I've tried to do this, unfortunately creating an alias with those interface groups (defined as LAN__NETWORK, OPT__NETWORK, etc.) results in a blank alias with no members (not even IPv4) and the table rebuild log shows something on the lines of "cannot find hostname lan__network", indicating that it thinks it's a hostname and wants to resolve it. Maybe this is also a bug of 23.09 and we must wait for the next release.

Sevi

@IonutIT said in Delegated prefix in firewall rules?:

I've tried to do this, unfortunately creating an alias with those interface groups (defined as LAN__NETWORK, OPT__NETWORK, etc.) results in a blank alias

We might be talking about different things. If you create an alias under "Firewall > Aliases", this is not what I meant. Apparently dynamic prefixes with this kind of alias will never be possible in pfSense for technical reasons - at least that's what I gathered from the posts cited above. These sort of aliases have to be "constants" in a certain sense.

What I meant is when you go to "Interfaces > Assignments", then at the top, select the tab "Interface Groups" and create a new interface group. You can add the interfaces you want from the list there (multiple selection with Ctrl+Mouse click).

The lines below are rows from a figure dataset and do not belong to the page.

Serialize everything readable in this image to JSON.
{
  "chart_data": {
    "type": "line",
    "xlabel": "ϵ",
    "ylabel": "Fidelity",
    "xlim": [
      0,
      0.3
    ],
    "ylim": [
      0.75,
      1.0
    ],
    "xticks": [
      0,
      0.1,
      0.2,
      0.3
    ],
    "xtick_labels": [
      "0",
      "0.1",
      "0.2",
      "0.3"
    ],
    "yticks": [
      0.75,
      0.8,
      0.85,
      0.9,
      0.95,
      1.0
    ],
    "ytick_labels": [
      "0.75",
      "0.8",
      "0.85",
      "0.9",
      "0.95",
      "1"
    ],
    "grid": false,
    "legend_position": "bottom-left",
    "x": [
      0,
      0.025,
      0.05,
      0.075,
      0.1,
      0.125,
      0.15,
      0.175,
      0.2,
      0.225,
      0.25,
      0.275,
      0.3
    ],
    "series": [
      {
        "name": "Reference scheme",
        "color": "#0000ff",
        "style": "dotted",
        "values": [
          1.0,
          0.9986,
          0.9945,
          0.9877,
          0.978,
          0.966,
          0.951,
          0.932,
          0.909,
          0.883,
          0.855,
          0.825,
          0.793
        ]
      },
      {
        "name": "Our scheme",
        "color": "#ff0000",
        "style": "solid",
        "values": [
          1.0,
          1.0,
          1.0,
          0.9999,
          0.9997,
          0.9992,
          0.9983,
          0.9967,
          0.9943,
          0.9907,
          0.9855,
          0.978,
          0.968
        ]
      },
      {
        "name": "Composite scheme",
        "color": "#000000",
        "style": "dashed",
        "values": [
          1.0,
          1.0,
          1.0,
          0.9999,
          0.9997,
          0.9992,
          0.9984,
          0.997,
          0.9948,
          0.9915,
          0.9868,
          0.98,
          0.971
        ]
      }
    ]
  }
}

The resulting interface group can be used as a source or destination in firewall rules, in the very same way as the interface itself, it will show up as something like "<Group Name> network" in the dropdown analogous to "<Interface Name> subnets". Since this is also somewhat of an "alias", the terminology might be confusing (it definitely was for me trying to figure this out), but people tend to call these "built-in alias" or something similar, to distinguish them from the user-defined aliases from "Firewall > Aliases".

Note:

• As of pfSense+ 23.09.1 the interface groups will only properly work with IPv4 addresses, unless you use the patch above.
• There will also be a new tab in the "Firewall > Rules" section for the interface group. You can also use it for rules that should apply to all interfaces, but it may or may not be what you want, check the documentation for that.

IonutIT

@Sevi

Ah ok, I think I got it now, yes. That's a neat little workaround, and it does work. Only (minor) issue is having that Interface Group in the Firewall Rules as a tab, that will get pretty crowded if you want to make lots of these groups.